Seize ans après son entrée en service, ce navire, appartenant à la classe Mowj de bâtiments de guerre de conception iranienne, a repris du service avec des capacités opérationnelles considérablement accrues.
Un retour à la construction navale nationale après des siècles
Le lancement du Jamaran en 2010 a marqué le retour de l'Iran dans le cercle très restreint des nations capables de concevoir et de fabriquer de manière indépendante d'importants bâtiments de combat de surface. Avant le lancement du projet Mowj au milieu des années 2000, la dernière période documentée de construction navale nationale iranienne remontait à l'époque safavide, lorsque les imposants navires « Gourab » et « Ghorab » opéraient dans le golfe Persique.
Avec le Jamaran, l'Iran s'est hissé parmi les moins de 15 pays capables de concevoir et de construire des destroyers.
Une modernisation majeure : le Jamaran en 2024
La modernisation récente aurait multiplié par cinq au moins l'efficacité au combat du destroyer par rapport à sa configuration initiale de 2010. Les images et les informations officielles indiquent que la quasi-totalité des principaux systèmes opérationnels ont été repensés ou remplacés :
Radar et capteurs : les anciens radars ont été remplacés par un radar à balayage électronique iranien de pointe, probablement dérivé des systèmes « Bavar » ou « Œil d'aigle », ce qui accroît considérablement la portée de détection aérienne (plus de 200 km) et améliore la précision du suivi.
Défense aérienne : un nouveau système de lancement vertical (VLS) pour missiles sol-air à moyenne portée, d'une portée estimée entre 50 et 120 km, a été installé.
Missiles antinavires : Les anciens missiles Noor et Qader ont été remplacés par des systèmes à plus longue portée, notamment les dernières versions du Ghadir ou des missiles de croisière antinavires comparables d’une portée de 300 km.

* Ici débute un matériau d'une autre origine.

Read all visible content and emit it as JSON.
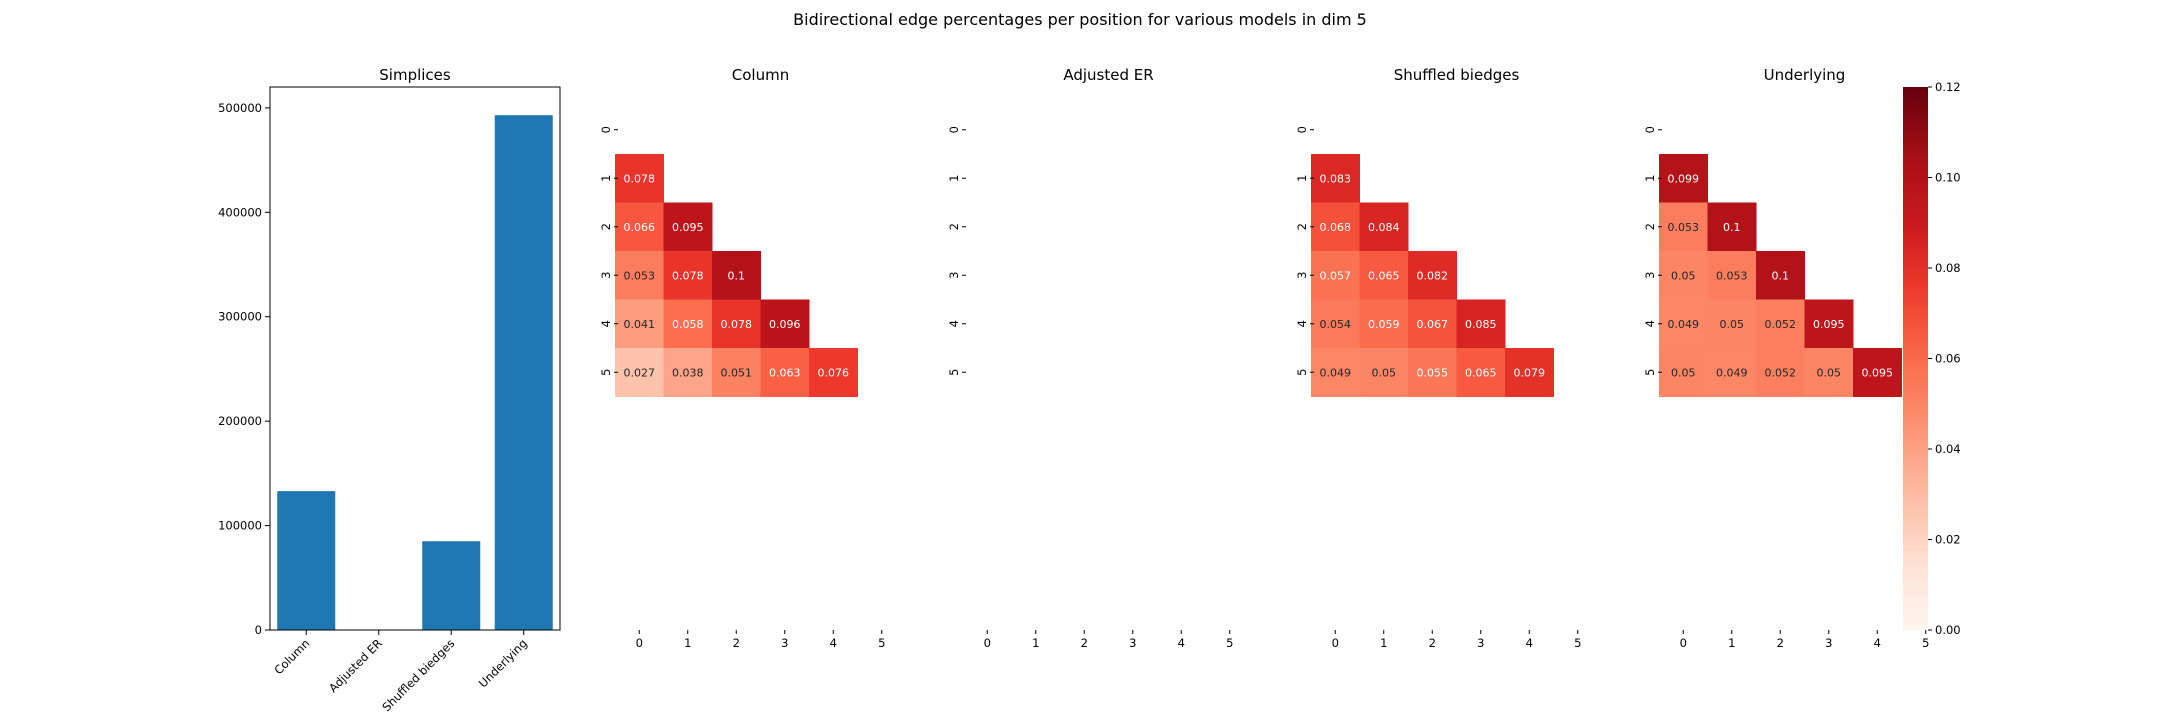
{
  "title": "Bidirectional edge percentages per position for various models in dim 5",
  "colors": {
    "bar": "#1f77b4",
    "cmap_low": "#fff5f0",
    "cmap_high": "#67000d"
  },
  "chart_data": [
    {
      "type": "bar",
      "title": "Simplices",
      "categories": [
        "Column",
        "Adjusted ER",
        "Shuffled biedges",
        "Underlying"
      ],
      "values": [
        133000,
        0,
        85000,
        493000
      ],
      "ylim": [
        0,
        520000
      ],
      "yticks": [
        0,
        100000,
        200000,
        300000,
        400000,
        500000
      ],
      "ytick_labels": [
        "0",
        "100000",
        "200000",
        "300000",
        "400000",
        "500000"
      ]
    },
    {
      "type": "heatmap",
      "title": "Column",
      "x_labels": [
        "0",
        "1",
        "2",
        "3",
        "4",
        "5"
      ],
      "y_labels": [
        "0",
        "1",
        "2",
        "3",
        "4",
        "5"
      ],
      "rows": [
        [],
        [
          0.078
        ],
        [
          0.066,
          0.095
        ],
        [
          0.053,
          0.078,
          0.1
        ],
        [
          0.041,
          0.058,
          0.078,
          0.096
        ],
        [
          0.027,
          0.038,
          0.051,
          0.063,
          0.076
        ]
      ],
      "vmin": 0,
      "vmax": 0.12
    },
    {
      "type": "heatmap",
      "title": "Adjusted ER",
      "x_labels": [
        "0",
        "1",
        "2",
        "3",
        "4",
        "5"
      ],
      "y_labels": [
        "0",
        "1",
        "2",
        "3",
        "4",
        "5"
      ],
      "rows": [
        [],
        [],
        [],
        [],
        [],
        []
      ],
      "vmin": 0,
      "vmax": 0.12
    },
    {
      "type": "heatmap",
      "title": "Shuffled biedges",
      "x_labels": [
        "0",
        "1",
        "2",
        "3",
        "4",
        "5"
      ],
      "y_labels": [
        "0",
        "1",
        "2",
        "3",
        "4",
        "5"
      ],
      "rows": [
        [],
        [
          0.083
        ],
        [
          0.068,
          0.084
        ],
        [
          0.057,
          0.065,
          0.082
        ],
        [
          0.054,
          0.059,
          0.067,
          0.085
        ],
        [
          0.049,
          0.05,
          0.055,
          0.065,
          0.079
        ]
      ],
      "vmin": 0,
      "vmax": 0.12
    },
    {
      "type": "heatmap",
      "title": "Underlying",
      "x_labels": [
        "0",
        "1",
        "2",
        "3",
        "4",
        "5"
      ],
      "y_labels": [
        "0",
        "1",
        "2",
        "3",
        "4",
        "5"
      ],
      "rows": [
        [],
        [
          0.099
        ],
        [
          0.053,
          0.1
        ],
        [
          0.05,
          0.053,
          0.1
        ],
        [
          0.049,
          0.05,
          0.052,
          0.095
        ],
        [
          0.05,
          0.049,
          0.052,
          0.05,
          0.095
        ]
      ],
      "vmin": 0,
      "vmax": 0.12
    }
  ],
  "colorbar": {
    "ticks": [
      0.0,
      0.02,
      0.04,
      0.06,
      0.08,
      0.1,
      0.12
    ],
    "tick_labels": [
      "0.00",
      "0.02",
      "0.04",
      "0.06",
      "0.08",
      "0.10",
      "0.12"
    ]
  }
}
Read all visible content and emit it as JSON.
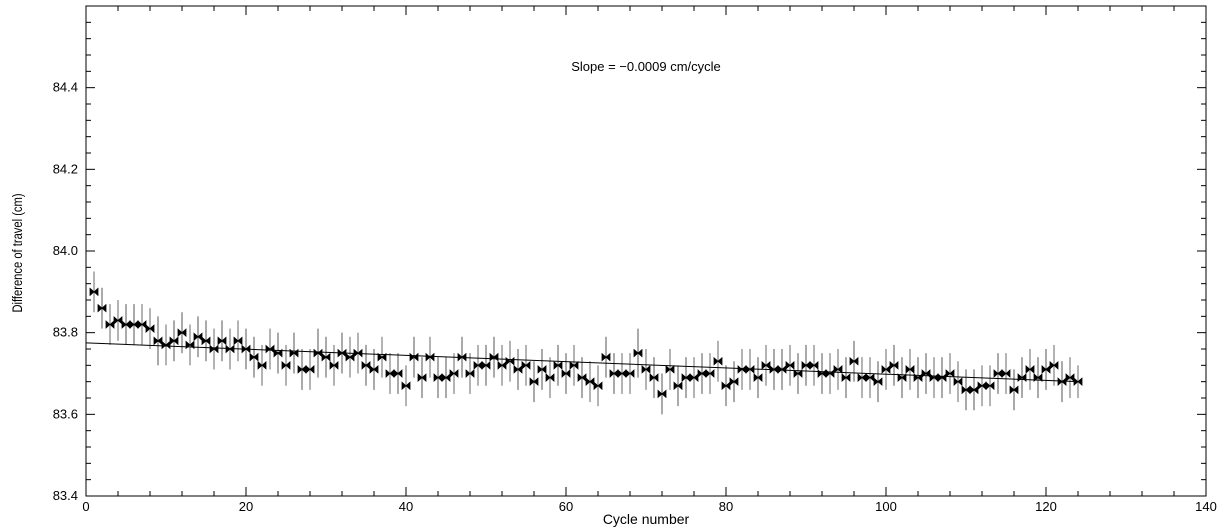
{
  "chart_data": {
    "type": "scatter",
    "title": "",
    "xlabel": "Cycle number",
    "ylabel": "Difference of travel   (cm)",
    "xlim": [
      0,
      140
    ],
    "ylim": [
      83.4,
      84.6
    ],
    "x_ticks": [
      0,
      20,
      40,
      60,
      80,
      100,
      120,
      140
    ],
    "y_ticks": [
      83.4,
      83.6,
      83.8,
      84.0,
      84.2,
      84.4
    ],
    "x_tick_labels": [
      "0",
      "20",
      "40",
      "60",
      "80",
      "100",
      "120",
      "140"
    ],
    "y_tick_labels": [
      "83.4",
      "83.6",
      "83.8",
      "84.0",
      "84.2",
      "84.4"
    ],
    "grid": false,
    "annotation": "Slope = −0.0009 cm/cycle",
    "fit_line": {
      "x": [
        0,
        124
      ],
      "y": [
        83.775,
        83.68
      ]
    },
    "series": [
      {
        "marker": "filled-bowtie",
        "x": [
          1,
          2,
          3,
          4,
          5,
          6,
          7,
          8,
          9,
          10,
          11,
          12,
          13,
          14,
          15,
          16,
          17,
          18,
          19,
          20,
          21,
          22,
          23,
          24,
          25,
          26,
          27,
          28,
          29,
          30,
          31,
          32,
          33,
          34,
          35,
          36,
          37,
          38,
          39,
          40,
          41,
          42,
          43,
          44,
          45,
          46,
          47,
          48,
          49,
          50,
          51,
          52,
          53,
          54,
          55,
          56,
          57,
          58,
          59,
          60,
          61,
          62,
          63,
          64,
          65,
          66,
          67,
          68,
          69,
          70,
          71,
          72,
          73,
          74,
          75,
          76,
          77,
          78,
          79,
          80,
          81,
          82,
          83,
          84,
          85,
          86,
          87,
          88,
          89,
          90,
          91,
          92,
          93,
          94,
          95,
          96,
          97,
          98,
          99,
          100,
          101,
          102,
          103,
          104,
          105,
          106,
          107,
          108,
          109,
          110,
          111,
          112,
          113,
          114,
          115,
          116,
          117,
          118,
          119,
          120,
          121,
          122,
          123,
          124
        ],
        "y": [
          83.9,
          83.86,
          83.82,
          83.83,
          83.82,
          83.82,
          83.82,
          83.81,
          83.78,
          83.77,
          83.78,
          83.8,
          83.77,
          83.79,
          83.78,
          83.76,
          83.78,
          83.76,
          83.78,
          83.76,
          83.74,
          83.72,
          83.76,
          83.75,
          83.72,
          83.75,
          83.71,
          83.71,
          83.75,
          83.74,
          83.72,
          83.75,
          83.74,
          83.75,
          83.72,
          83.71,
          83.74,
          83.7,
          83.7,
          83.67,
          83.74,
          83.69,
          83.74,
          83.69,
          83.69,
          83.7,
          83.74,
          83.7,
          83.72,
          83.72,
          83.74,
          83.72,
          83.73,
          83.71,
          83.72,
          83.68,
          83.71,
          83.69,
          83.72,
          83.7,
          83.72,
          83.69,
          83.68,
          83.67,
          83.74,
          83.7,
          83.7,
          83.7,
          83.75,
          83.71,
          83.69,
          83.65,
          83.71,
          83.67,
          83.69,
          83.69,
          83.7,
          83.7,
          83.73,
          83.67,
          83.68,
          83.71,
          83.71,
          83.69,
          83.72,
          83.71,
          83.71,
          83.72,
          83.7,
          83.72,
          83.72,
          83.7,
          83.7,
          83.71,
          83.69,
          83.73,
          83.69,
          83.69,
          83.68,
          83.71,
          83.72,
          83.69,
          83.71,
          83.69,
          83.7,
          83.69,
          83.69,
          83.7,
          83.68,
          83.66,
          83.66,
          83.67,
          83.67,
          83.7,
          83.7,
          83.66,
          83.69,
          83.71,
          83.69,
          83.71,
          83.72,
          83.68,
          83.69,
          83.68
        ],
        "yerr": [
          0.05,
          0.05,
          0.05,
          0.05,
          0.05,
          0.05,
          0.05,
          0.05,
          0.06,
          0.05,
          0.05,
          0.05,
          0.05,
          0.05,
          0.05,
          0.05,
          0.05,
          0.05,
          0.05,
          0.05,
          0.05,
          0.05,
          0.05,
          0.05,
          0.05,
          0.05,
          0.05,
          0.05,
          0.06,
          0.05,
          0.05,
          0.05,
          0.05,
          0.05,
          0.05,
          0.05,
          0.05,
          0.05,
          0.05,
          0.05,
          0.05,
          0.05,
          0.05,
          0.05,
          0.05,
          0.05,
          0.05,
          0.05,
          0.05,
          0.05,
          0.05,
          0.05,
          0.05,
          0.05,
          0.05,
          0.05,
          0.05,
          0.05,
          0.05,
          0.05,
          0.05,
          0.05,
          0.05,
          0.05,
          0.05,
          0.05,
          0.05,
          0.05,
          0.06,
          0.05,
          0.05,
          0.05,
          0.05,
          0.05,
          0.05,
          0.05,
          0.05,
          0.05,
          0.05,
          0.05,
          0.05,
          0.05,
          0.05,
          0.05,
          0.05,
          0.05,
          0.05,
          0.05,
          0.05,
          0.05,
          0.05,
          0.05,
          0.05,
          0.05,
          0.05,
          0.05,
          0.05,
          0.05,
          0.05,
          0.05,
          0.05,
          0.05,
          0.05,
          0.05,
          0.05,
          0.05,
          0.05,
          0.05,
          0.05,
          0.05,
          0.05,
          0.05,
          0.05,
          0.05,
          0.05,
          0.05,
          0.05,
          0.05,
          0.05,
          0.05,
          0.05,
          0.05,
          0.05,
          0.04
        ]
      }
    ]
  },
  "colors": {
    "axis": "#000000",
    "marker": "#000000",
    "errorbar_dark": "#555555",
    "errorbar_light": "#b4b4b4",
    "fit_line": "#000000"
  }
}
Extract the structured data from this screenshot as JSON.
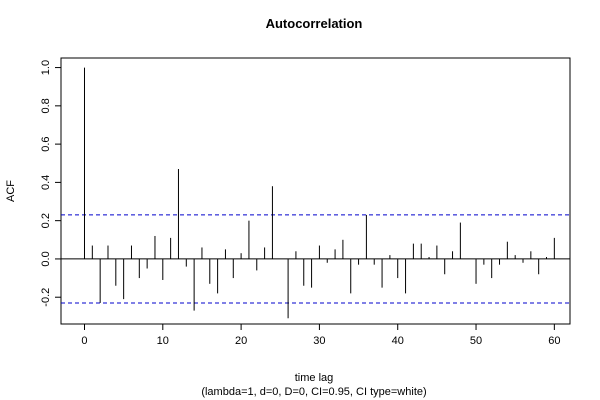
{
  "chart_data": {
    "type": "bar",
    "title": "Autocorrelation",
    "xlabel": "time lag",
    "subtitle": "(lambda=1, d=0, D=0, CI=0.95, CI type=white)",
    "ylabel": "ACF",
    "xlim": [
      -3,
      62
    ],
    "ylim": [
      -0.34,
      1.05
    ],
    "x_ticks": [
      "0",
      "10",
      "20",
      "30",
      "40",
      "50",
      "60"
    ],
    "y_ticks": [
      "-0.2",
      "0.0",
      "0.2",
      "0.4",
      "0.6",
      "0.8",
      "1.0"
    ],
    "ci_upper": 0.23,
    "ci_lower": -0.23,
    "ci_color": "#0000cc",
    "x": [
      0,
      1,
      2,
      3,
      4,
      5,
      6,
      7,
      8,
      9,
      10,
      11,
      12,
      13,
      14,
      15,
      16,
      17,
      18,
      19,
      20,
      21,
      22,
      23,
      24,
      25,
      26,
      27,
      28,
      29,
      30,
      31,
      32,
      33,
      34,
      35,
      36,
      37,
      38,
      39,
      40,
      41,
      42,
      43,
      44,
      45,
      46,
      47,
      48,
      49,
      50,
      51,
      52,
      53,
      54,
      55,
      56,
      57,
      58,
      59,
      60
    ],
    "values": [
      1.0,
      0.07,
      -0.23,
      0.07,
      -0.14,
      -0.21,
      0.07,
      -0.1,
      -0.05,
      0.12,
      -0.11,
      0.11,
      0.47,
      -0.04,
      -0.27,
      0.06,
      -0.13,
      -0.18,
      0.05,
      -0.1,
      0.03,
      0.2,
      -0.06,
      0.06,
      0.38,
      0.0,
      -0.31,
      0.04,
      -0.14,
      -0.15,
      0.07,
      -0.02,
      0.05,
      0.1,
      -0.18,
      -0.03,
      0.23,
      -0.03,
      -0.15,
      0.02,
      -0.1,
      -0.18,
      0.08,
      0.08,
      0.01,
      0.07,
      -0.08,
      0.04,
      0.19,
      0.0,
      -0.13,
      -0.03,
      -0.1,
      -0.03,
      0.09,
      0.02,
      -0.02,
      0.04,
      -0.08,
      0.01,
      0.11
    ]
  }
}
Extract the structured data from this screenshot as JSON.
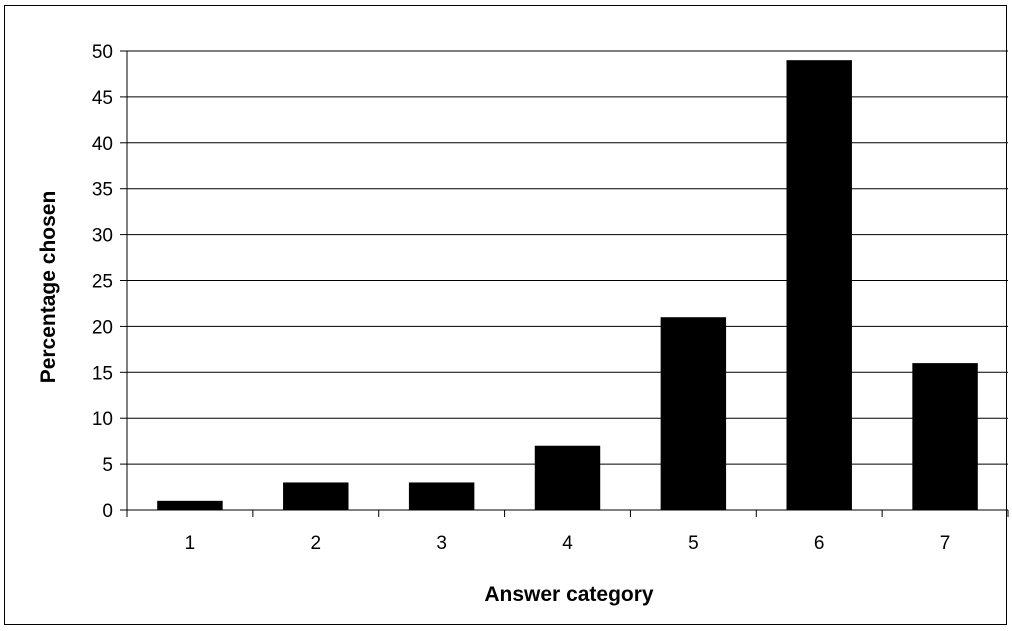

Guerre électronique : Le Jamaran a été doté de systèmes de brouillage, de leurrage et d’alerte radar de nouvelle génération, conçus pour contrer les menaces antinavires sophistiquées.
Propulsion et autonomie : Grâce à des moteurs améliorés, une capacité accrue en carburant et en eau douce, et des systèmes de contrôle des avaries modernisés, le Jamaran peut désormais mener des missions d’une durée allant jusqu’à 60 jours sans soutien côtier.
Ce qu’il faut savoir sur le destroyer Jamaran modernisé
Seize ans d’expérience opérationnelle
Tout au long de sa carrière, le Jamaran a joué un rôle central dans les missions de la marine iranienne :
Escorte de plus de 4 500 navires commerciaux et pétroliers iraniens dans le golfe d’Aden et le détroit de Bab el-Mandeb.
Participation à de nombreuses flottilles de la marine iranienne déployées en eaux internationales.
A contré avec succès des dizaines d'attaques de pirates et de menaces maritimes.
A participé à d'importants exercices, notamment Velayat, Zolfaghar et des manœuvres trilatérales avec la Russie et la Chine.
A secouru des membres d'équipage de plusieurs navires étrangers dans l'océan Indien.
Ce qu'il faut savoir sur le destroyer Jamaran modernisé
Nouvelle mission : Du golfe Persique au cœur des océans
Le Jamaran opère actuellement dans l'océan Indien avec plusieurs objectifs définis :
Participation à un exercice naval international de grande envergure, probablement dans la région de l'océan Indien ou impliquant des membres de l'Association des États riverains de l'océan Indien (IORA).
Missions d'escorte de convois commerciaux le long de routes maritimes à haut risque.
Visites portuaires dans plusieurs pays dans le cadre d'opérations de diplomatie navale et de démonstration de force.
Tests en conditions réelles de ses systèmes nouvellement modernisés en haute mer.
Plus qu'un destroyer : Un symbole des ambitions maritimes de l'Iran
Le redéploiement du Jamaran, suite à sa modernisation en profondeur, représente bien plus qu'une mission navale de routine. Ce navire témoigne de la maturité de l’industrie de défense maritime iranienne, capable de concevoir, construire, exploiter, rénover et moderniser de manière autonome un important bâtiment de combat de surface.
Ce destroyer modernisé souligne l’ambition de l’Iran de protéger ses intérêts maritimes bien au-delà de ses eaux territoriales et de maintenir une présence durable dans les voies navigables internationales stratégiques.